Richard Whitehead - Moogsoft
Military power supply: now illegal to electrocute soldiers! Need to keep them out of the box. Secured with six screws. That's not enough to keep them out! How do you do it? Allen Wrench!
Do not underestimate how a tiny little change can completely change an experience.
Next: Must prevent boxes from being hurt when a military truck rolls over. They tested with a 3-ton truck. Still broke. Why? They used an 8-ton truck. And then a tank!
Never underestimate the end user's capacity to do things wrong. They are inquisitive and motivated to break things.

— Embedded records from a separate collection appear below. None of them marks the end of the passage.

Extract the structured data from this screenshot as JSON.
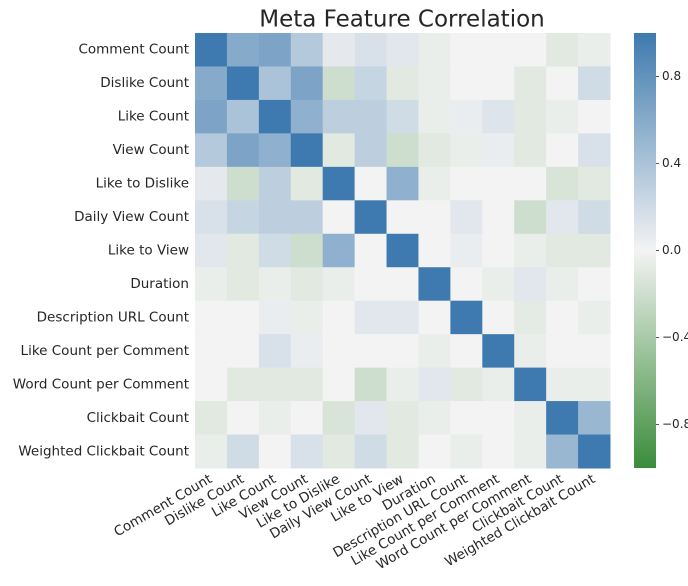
{
  "chart_data": {
    "type": "heatmap",
    "title": "Meta Feature Correlation",
    "categories": [
      "Comment Count",
      "Dislike Count",
      "Like Count",
      "View Count",
      "Like to Dislike",
      "Daily View Count",
      "Like to View",
      "Duration",
      "Description URL Count",
      "Like Count per Comment",
      "Word Count per Comment",
      "Clickbait Count",
      "Weighted Clickbait Count"
    ],
    "values": [
      [
        1,
        0.6,
        0.65,
        0.35,
        0.08,
        0.15,
        0.1,
        -0.05,
        0,
        0,
        0,
        -0.1,
        -0.05
      ],
      [
        0.6,
        1,
        0.4,
        0.65,
        -0.2,
        0.25,
        -0.1,
        -0.05,
        0,
        0,
        -0.1,
        0,
        0.2
      ],
      [
        0.65,
        0.4,
        1,
        0.55,
        0.3,
        0.3,
        0.2,
        -0.05,
        0.05,
        0.12,
        -0.1,
        -0.05,
        0
      ],
      [
        0.35,
        0.65,
        0.55,
        1,
        -0.1,
        0.3,
        -0.2,
        -0.1,
        -0.05,
        0.05,
        -0.1,
        0,
        0.15
      ],
      [
        0.08,
        -0.2,
        0.3,
        -0.1,
        1,
        0,
        0.55,
        -0.05,
        0,
        0,
        0,
        -0.15,
        -0.1
      ],
      [
        0.15,
        0.25,
        0.3,
        0.3,
        0,
        1,
        0,
        0,
        0.1,
        0,
        -0.2,
        0.1,
        0.2
      ],
      [
        0.1,
        -0.1,
        0.2,
        -0.2,
        0.55,
        0,
        1,
        0,
        0.05,
        0,
        -0.05,
        -0.1,
        -0.1
      ],
      [
        -0.05,
        -0.1,
        -0.05,
        -0.1,
        -0.05,
        0,
        0,
        1,
        0,
        -0.05,
        0.1,
        -0.05,
        0
      ],
      [
        0,
        0,
        0.05,
        -0.05,
        0,
        0.1,
        0.1,
        0,
        1,
        0,
        -0.08,
        0,
        -0.05
      ],
      [
        0,
        0,
        0.15,
        0.05,
        0,
        0,
        0,
        -0.05,
        0,
        1,
        -0.05,
        0,
        0
      ],
      [
        0,
        -0.1,
        -0.1,
        -0.1,
        0,
        -0.2,
        -0.05,
        0.1,
        -0.1,
        -0.05,
        1,
        -0.05,
        -0.05
      ],
      [
        -0.1,
        0,
        -0.05,
        0,
        -0.15,
        0.1,
        -0.1,
        -0.05,
        0,
        0,
        -0.05,
        1,
        0.5
      ],
      [
        -0.05,
        0.2,
        0,
        0.15,
        -0.1,
        0.2,
        -0.1,
        0,
        -0.05,
        0,
        -0.05,
        0.5,
        1
      ]
    ],
    "zlim": [
      -1,
      1
    ],
    "zticks": [
      0.8,
      0.4,
      {
        "value": 0,
        "label": "0.0"
      },
      {
        "value": -0.4,
        "label": "−0.4"
      },
      {
        "value": -0.8,
        "label": "−0.8"
      }
    ],
    "colormap": {
      "low": "#3b8c3b",
      "mid": "#f3f3f3",
      "high": "#3e7aaf"
    }
  }
}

Be the Team Member You Wanted

Jon Cavanaugh - OP5

Failure breeds honesty. Makes you look for meaning.
The soccer team he coaches lost every game this season :(
But does winning even matter? Or is building self-confidence more important?
Back each other up. Means you have to run, not walk.
Repetitive small wins are important for people to build that confidence.
As a leader, being vulnerable is surprisingly useful. Because the group gets more honest.
Be grateful and say thank you. Listen, ask questions. Be consistent and work hard. This all creates a virtuous cycle.